CIS: Why
are we participating in UN refugee compact? By Ann Corcoran, 9/26/18.
By all accounts (from people
I politically agree with!) Trump gave a great speech at the UN yesterday. And,
although we stepped back from one of two new compacts related to refugees under
construction in the world body, we participate in this one. (See here that Trump removed us from a second UN
compact deliberation.)
Writing
at the Center for
Immigration Studies, Nayla Rush, tells us what is wrong
with the deliberations that would actually expand the protection the 1951
Refugee Convention presently offers to supposedly only legitimate refugees.
(See Wikipedia for more on the 1951 Convention and don’t miss the definition
of who is a ‘refugee.’)
In my view, these
negotiations are one more way to expand the definition of what constitutes a
‘refugee’ which then would allow more people from the third world to move to
the first without them having to prove that they would be persecuted if
returned home.
By the way, this discussion
of a new refugee compact was launched at Obama’s UN pow-wow in the fall of 2016
when they all were assuming Hillary was moving to the Oval!
Here is the news and analysis
at the Center for Immigration Studies:
U.S. Continues to Back UN Refugee Compact that Contradicts Administration Goals
Despite announcing a
lower refugee-resettlement ceiling for the coming fiscal year, the Trump
administration continues to support the UN’s Global Compact on Refugees, which
is in total contradiction to the administration’s refugee policies.
The final text of the Global
Compact on Refugees was released late July. This refugee compact was expected
to be adopted by UN member states (including the United States) at the 73rd
General Assembly in New York later this week; but the vote is now expected to take place in
December.
The UN refugee compact seeks for more
resettlement places while using expedited processing modalities; facilitating
access to family reunification for resettled refugees and encouraging
complementary pathways for refugees through private sponsorship programs (such
as student scholarships, employment opportunities etc.) that would be
additional to regular resettlement and are harder to monitor.
The Trump administration, on
the other hand, announced the FY 2019 refugee ceiling of 30,000, down from
45,000 for 2018 (both ceilings count as the lowest ceiling determinations since
the creation of the refugee resettlement program following the Refugee Act of
1980). The reasoning behind such low ceilings is two-fold: Improving the
screening and vetting of resettlement candidates (which means slower admissions)

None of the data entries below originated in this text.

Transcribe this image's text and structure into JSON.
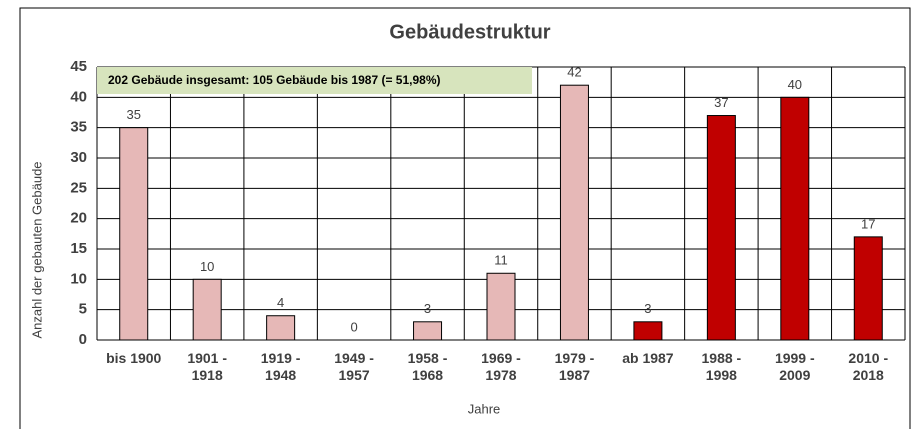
{
  "chart_data": {
    "type": "bar",
    "title": "Gebäudestruktur",
    "annotation": "202 Gebäude insgesamt: 105 Gebäude  bis 1987 (= 51,98%)",
    "x_label": "Jahre",
    "y_label": "Anzahl der gebauten Gebäude",
    "categories": [
      "bis 1900",
      "1901 -\n1918",
      "1919 -\n1948",
      "1949 -\n1957",
      "1958 -\n1968",
      "1969 -\n1978",
      "1979 -\n1987",
      "ab 1987",
      "1988 -\n1998",
      "1999 -\n2009",
      "2010 -\n2018"
    ],
    "values": [
      35,
      10,
      4,
      0,
      3,
      11,
      42,
      3,
      37,
      40,
      17
    ],
    "colors": [
      "#e6b8b7",
      "#e6b8b7",
      "#e6b8b7",
      "#e6b8b7",
      "#e6b8b7",
      "#e6b8b7",
      "#e6b8b7",
      "#c00000",
      "#c00000",
      "#c00000",
      "#c00000"
    ],
    "ylim": [
      0,
      45
    ],
    "yticks": [
      0,
      5,
      10,
      15,
      20,
      25,
      30,
      35,
      40,
      45
    ],
    "grid": true
  }
}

and reducing the untenable asylum backlog by reassigning refugee officers to
asylum cases.
The Trump
administration’s continued commitment to the UN agreement is puzzling.

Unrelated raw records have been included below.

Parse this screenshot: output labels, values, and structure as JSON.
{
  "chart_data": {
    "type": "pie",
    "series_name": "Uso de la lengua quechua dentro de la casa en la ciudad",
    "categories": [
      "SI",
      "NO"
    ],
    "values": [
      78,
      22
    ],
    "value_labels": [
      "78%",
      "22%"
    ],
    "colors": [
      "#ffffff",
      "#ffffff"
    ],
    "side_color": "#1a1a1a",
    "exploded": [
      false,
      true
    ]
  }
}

Beware COMPLEMENTARY PATHWAYS! The UN wants to tell member states HOW
THEY MUST SHARE THE BURDEN!
According to him, the 1951
convention, while focusing on rights of refugees and obligations of states,
does not deal with international cooperation; it “does not specify how you share the burden
and responsibility, and that’s what the global compact does. It
responds to one of the major gaps we have faced for decades.” Türk added: “Also, we would aim [through the Global Compact
on Refugees] to get more resettlement places and find more ways refugees can
move to third countries – such as through family reunification, student
scholarships, or humanitarian visas, so that refugees can travel safely (what
we call ‘complementary pathways’).”
You can readily see how the
UN wants an expansion of the definition of the 1951 definition of refugee
protection to family members (who may not be legitimate refugees in their own
right), students, and whatever that broad new category called humanitarian visas might
allow.
Rush has many more details, click here to read it all.

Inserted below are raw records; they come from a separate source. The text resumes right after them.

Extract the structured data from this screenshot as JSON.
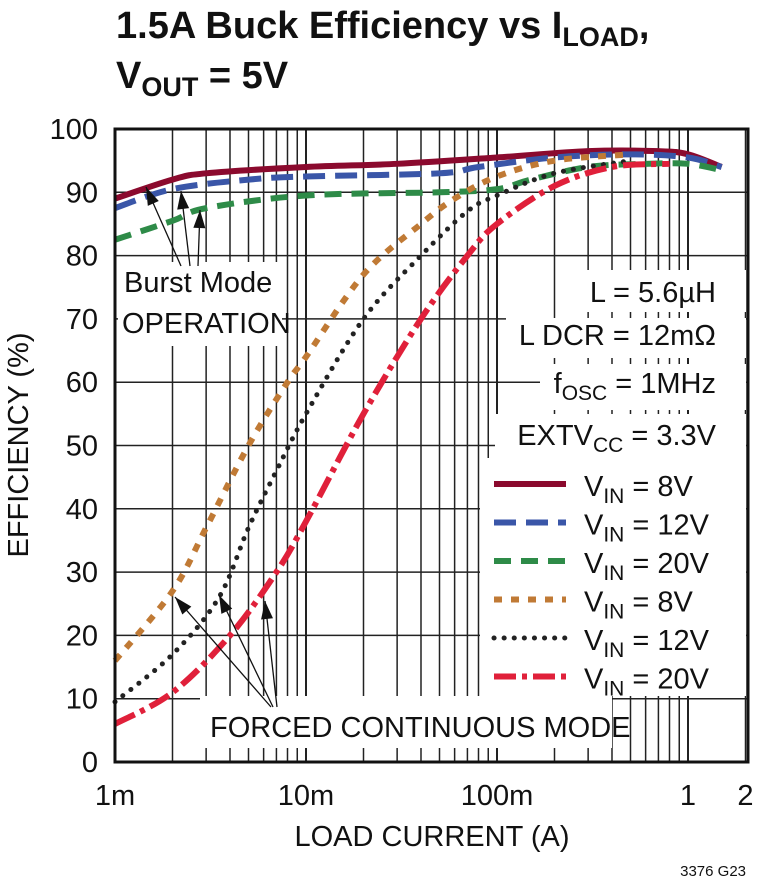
{
  "chart_data": {
    "type": "line",
    "title": {
      "line1_main": "1.5A Buck Efficiency vs I",
      "line1_sub": "LOAD",
      "line1_end": ",",
      "line2_main": "V",
      "line2_sub": "OUT",
      "line2_end": " = 5V"
    },
    "xlabel": "LOAD CURRENT  (A)",
    "ylabel": "EFFICIENCY (%)",
    "xscale": "log",
    "xlim": [
      0.001,
      2
    ],
    "ylim": [
      0,
      100
    ],
    "grid": true,
    "x_ticks": [
      {
        "v": 0.001,
        "label": "1m"
      },
      {
        "v": 0.01,
        "label": "10m"
      },
      {
        "v": 0.1,
        "label": "100m"
      },
      {
        "v": 1,
        "label": "1"
      },
      {
        "v": 2,
        "label": "2"
      }
    ],
    "y_ticks": [
      0,
      10,
      20,
      30,
      40,
      50,
      60,
      70,
      80,
      90,
      100
    ],
    "legend_placement": "bottom-right",
    "conditions": [
      {
        "main": "L = 5.6µH",
        "sub": "",
        "end": ""
      },
      {
        "main": "L DCR = 12mΩ",
        "sub": "",
        "end": ""
      },
      {
        "main": "f",
        "sub": "OSC",
        "end": " = 1MHz"
      },
      {
        "main": "EXTV",
        "sub": "CC",
        "end": " = 3.3V"
      }
    ],
    "annotations": {
      "burst_line1": "Burst Mode",
      "burst_line2": "OPERATION",
      "forced": "FORCED CONTINUOUS MODE"
    },
    "figure_id": "3376 G23",
    "series": [
      {
        "name_main": "V",
        "name_sub": "IN",
        "name_end": " = 8V",
        "color": "#8B0A2E",
        "style": "solid",
        "x": [
          0.001,
          0.002,
          0.003,
          0.01,
          0.03,
          0.1,
          0.3,
          0.7,
          1,
          1.5
        ],
        "y": [
          89,
          92,
          93,
          94,
          94.5,
          95.5,
          96.5,
          96.5,
          96,
          94
        ]
      },
      {
        "name_main": "V",
        "name_sub": "IN",
        "name_end": " = 12V",
        "color": "#3A56A8",
        "style": "long-dash",
        "x": [
          0.001,
          0.002,
          0.005,
          0.01,
          0.05,
          0.08,
          0.2,
          0.5,
          1,
          1.5
        ],
        "y": [
          87.5,
          90.5,
          92,
          92.5,
          93,
          94,
          95.5,
          96,
          95.5,
          94
        ]
      },
      {
        "name_main": "V",
        "name_sub": "IN",
        "name_end": " = 20V",
        "color": "#2E8B48",
        "style": "dash",
        "x": [
          0.001,
          0.002,
          0.003,
          0.01,
          0.05,
          0.1,
          0.15,
          0.3,
          0.6,
          1,
          1.5
        ],
        "y": [
          82.5,
          85.5,
          87.5,
          89.5,
          90,
          90.5,
          92,
          94,
          94.5,
          94.5,
          93.5
        ]
      },
      {
        "name_main": "V",
        "name_sub": "IN",
        "name_end": " = 8V",
        "color": "#C07A35",
        "style": "short-dash",
        "x": [
          0.001,
          0.002,
          0.003,
          0.005,
          0.008,
          0.01,
          0.02,
          0.04,
          0.06,
          0.1,
          0.2,
          0.5
        ],
        "y": [
          16,
          27,
          37,
          50,
          60,
          64,
          77,
          85,
          89,
          92.5,
          95,
          96
        ]
      },
      {
        "name_main": "V",
        "name_sub": "IN",
        "name_end": " = 12V",
        "color": "#222222",
        "style": "dotted",
        "x": [
          0.001,
          0.002,
          0.0035,
          0.005,
          0.007,
          0.01,
          0.02,
          0.04,
          0.07,
          0.1,
          0.2,
          0.5
        ],
        "y": [
          9.5,
          17,
          26,
          37,
          46,
          55,
          70,
          80,
          87,
          89.5,
          93,
          95
        ]
      },
      {
        "name_main": "V",
        "name_sub": "IN",
        "name_end": " = 20V",
        "color": "#E0203A",
        "style": "dash-dot",
        "x": [
          0.001,
          0.002,
          0.004,
          0.007,
          0.01,
          0.02,
          0.04,
          0.07,
          0.1,
          0.2,
          0.4,
          0.8
        ],
        "y": [
          6,
          11,
          20,
          30,
          38,
          55,
          70,
          80,
          85,
          91,
          94,
          94.5
        ]
      }
    ]
  }
}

I’m assuming the Trump Administration
stayed involved in this series of meetings so they would continue to be
informed. I guess we will find out in a few months how serious the
President is about not letting the rest of the world dictate who the ‘new
Americans’ will be.
I’ve been arguing for a
refugee cap of zero for the coming year. It would be the only way to force Congress to
review the program with an eye to serious reform. I would argue that the United Nations should
be completely removed from our decisions on who comes to America and who
doesn’t.
At the present time the UN is
dictating that we take the DR Congolese and the Burmese Rohingya. Before that it
was the Bhutanese camps they wanted cleared and we said ‘yes master’ and did
it! They pushed heavily for us to take the Syrian Muslims from their camps too,
but Trump managed to stop that.
If we are going to take any
refugees, we should demand that we pick only those we want!